In the UK, the energy system is far from perfect. Bills have soared, and the cost of living crisis has left households struggling to pay. But the physical infrastructure has held. National Grid’s balancing mechanism, which uses market signals to manage supply and demand, has prevented widespread blackouts even during the coldest snaps. The system’s 'margin' – the spare capacity above peak demand – has been tight but adequate. And when Russian gas supplies were cut, Britain’s diversified energy mix, including North Sea gas and renewables, provided a buffer.
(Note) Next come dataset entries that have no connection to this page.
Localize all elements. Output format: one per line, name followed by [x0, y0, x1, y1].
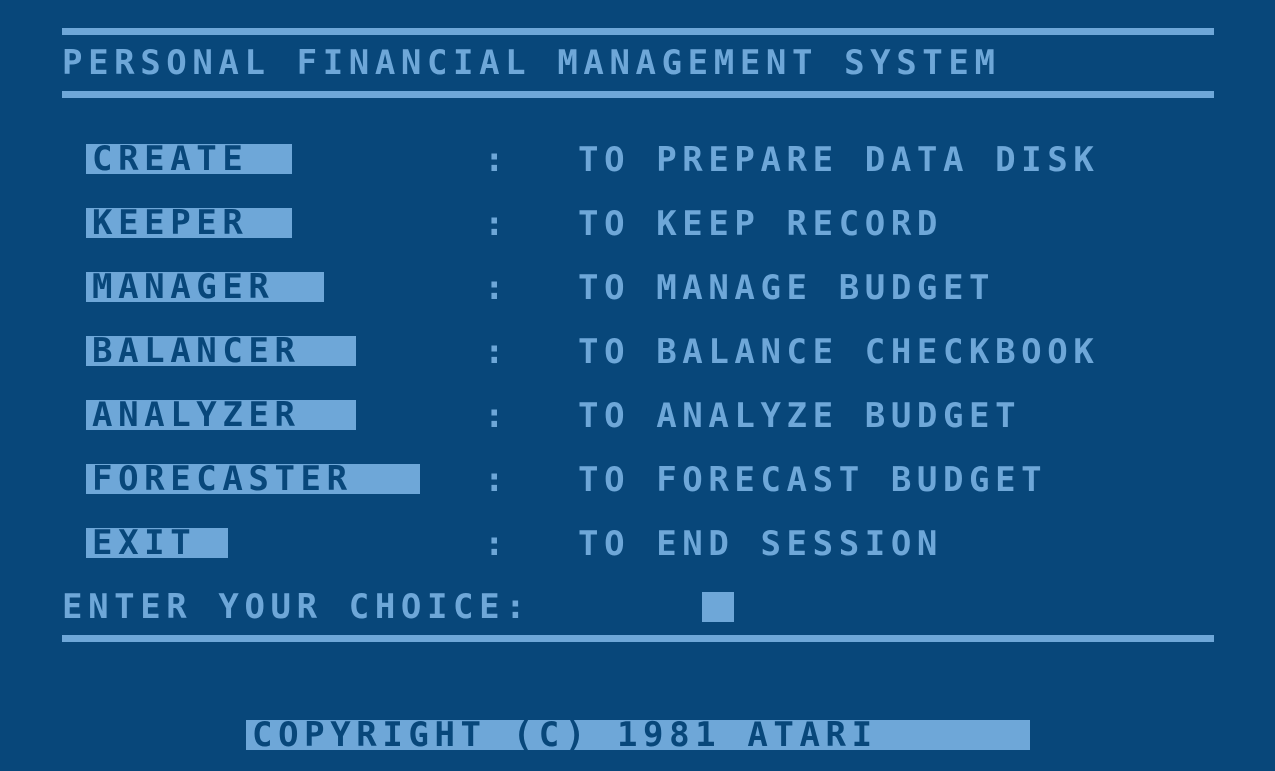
- copyright-banner: COPYRIGHT (C) 1981 ATARI: [246, 718, 1030, 752]
- menu-item-manager[interactable]: MANAGER: TO MANAGE BUDGET: [0, 268, 1275, 308]
- separator: :: [484, 396, 505, 436]
- separator: :: [484, 204, 505, 244]
- menu-description: TO FORECAST BUDGET: [578, 460, 1048, 500]
- menu-key[interactable]: FORECASTER: [86, 462, 420, 496]
- page-title: PERSONAL FINANCIAL MANAGEMENT SYSTEM: [62, 43, 1001, 83]
- menu-key[interactable]: ANALYZER: [86, 398, 356, 432]
- menu-description: TO BALANCE CHECKBOOK: [578, 332, 1100, 372]
- menu-item-balancer[interactable]: BALANCER: TO BALANCE CHECKBOOK: [0, 332, 1275, 372]
- menu-item-forecaster[interactable]: FORECASTER: TO FORECAST BUDGET: [0, 460, 1275, 500]
- choice-prompt: ENTER YOUR CHOICE:: [62, 587, 532, 627]
- separator: :: [484, 460, 505, 500]
- separator: :: [484, 524, 505, 564]
- bottom-rule: [62, 635, 1214, 642]
- menu-description: TO END SESSION: [578, 524, 943, 564]
- menu-key[interactable]: MANAGER: [86, 270, 324, 304]
- menu-key[interactable]: KEEPER: [86, 206, 292, 240]
- separator: :: [484, 140, 505, 180]
- menu-item-create[interactable]: CREATE: TO PREPARE DATA DISK: [0, 140, 1275, 180]
- separator: :: [484, 268, 505, 308]
- menu-description: TO KEEP RECORD: [578, 204, 943, 244]
- menu-item-exit[interactable]: EXIT: TO END SESSION: [0, 524, 1275, 564]
- menu-item-analyzer[interactable]: ANALYZER: TO ANALYZE BUDGET: [0, 396, 1275, 436]
- menu-description: TO ANALYZE BUDGET: [578, 396, 1022, 436]
- menu-description: TO MANAGE BUDGET: [578, 268, 996, 308]
- menu-key[interactable]: BALANCER: [86, 334, 356, 368]
- text-cursor[interactable]: [702, 592, 734, 622]
- menu-item-keeper[interactable]: KEEPER: TO KEEP RECORD: [0, 204, 1275, 244]
- menu-key[interactable]: CREATE: [86, 142, 292, 176]
- title-rule: [62, 91, 1214, 98]
- top-rule: [62, 28, 1214, 35]
- menu-description: TO PREPARE DATA DISK: [578, 140, 1100, 180]
- menu-key[interactable]: EXIT: [86, 526, 228, 560]
- separator: :: [484, 332, 505, 372]
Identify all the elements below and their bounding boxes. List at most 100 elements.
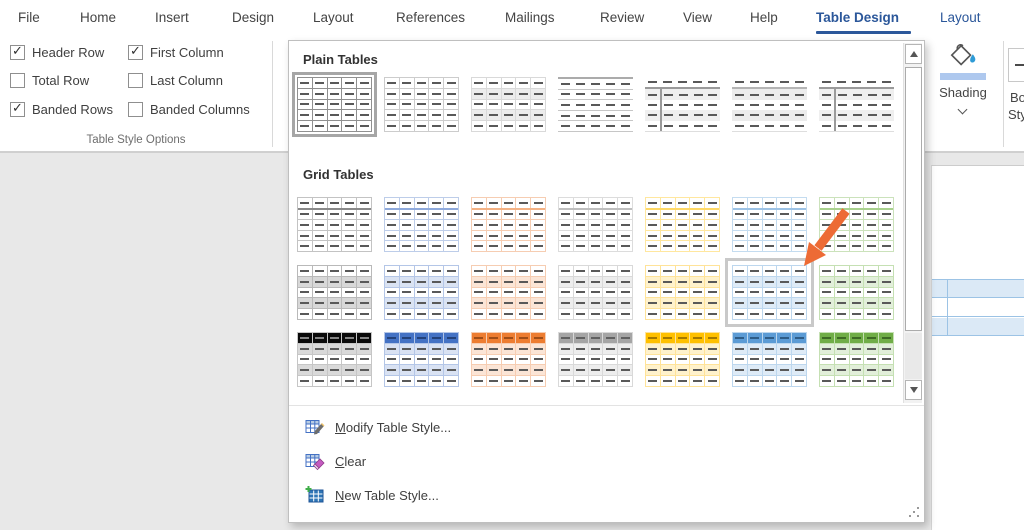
grid-tables-row-1: [297, 197, 894, 252]
table-style-thumbnail[interactable]: [645, 197, 720, 252]
checkbox-first-column[interactable]: ✓ First Column: [128, 44, 224, 61]
tab-references[interactable]: References: [396, 0, 465, 35]
checkbox-total-row[interactable]: ✓ Total Row: [10, 72, 89, 89]
group-divider: [1003, 41, 1004, 147]
border-styles-button[interactable]: Bo Sty: [1008, 40, 1024, 150]
table-style-thumbnail[interactable]: [732, 197, 807, 252]
checkbox-box[interactable]: ✓: [10, 45, 25, 60]
doc-table-row-banded: [932, 318, 1024, 336]
doc-table-row-banded: [932, 279, 1024, 298]
table-style-thumbnail[interactable]: [384, 197, 459, 252]
checkbox-last-column[interactable]: ✓ Last Column: [128, 72, 223, 89]
scrollbar-track[interactable]: [905, 333, 922, 379]
checkbox-box[interactable]: ✓: [10, 102, 25, 117]
menu-item-label: Modify Table Style...: [335, 420, 451, 435]
table-style-thumbnail[interactable]: [471, 197, 546, 252]
table-style-thumbnail-highlighted[interactable]: [732, 265, 807, 320]
table-style-thumbnail[interactable]: [297, 332, 372, 387]
tab-home[interactable]: Home: [80, 0, 116, 35]
tab-insert[interactable]: Insert: [155, 0, 189, 35]
grid-tables-row-2: [297, 265, 894, 320]
menu-separator: [289, 405, 924, 406]
menu-item-clear[interactable]: Clear: [291, 446, 891, 476]
checkbox-banded-rows[interactable]: ✓ Banded Rows: [10, 101, 113, 118]
table-style-thumbnail[interactable]: [819, 332, 894, 387]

Why the difference? Investment. The UK has spent billions on upgrading cables, substations, and interconnectors. The Electricity System Operator (ESO) has introduced 'demand flexibility' services that pay households to reduce usage at peak times. These measures, though controversial, have created a grid that can adapt. Cuba, by contrast, has not been able to attract the capital needed to modernise. Its blackouts are a warning: without sustained investment, any grid can fail.
But there are lessons for Britain too. The energy regulator Ofgem has been criticised for allowing profits to be prioritised over resilience. The 'capacity market' – which pays power plants to stand ready – has been accused of being a subsidy for fossil fuels. And as the country decarbonises, the grid will face new pressures: electric vehicles, heat pumps, and intermittent renewables all require a smarter, more flexible system. The Cuban example shows what happens when change is ignored.
For now, however, UK households can take some comfort. The lights are still on. But the experience of Havana should remind us that resilience is not a given. It is a product of policy, investment, and public will. And in an era of climate breakdown, no grid is immune.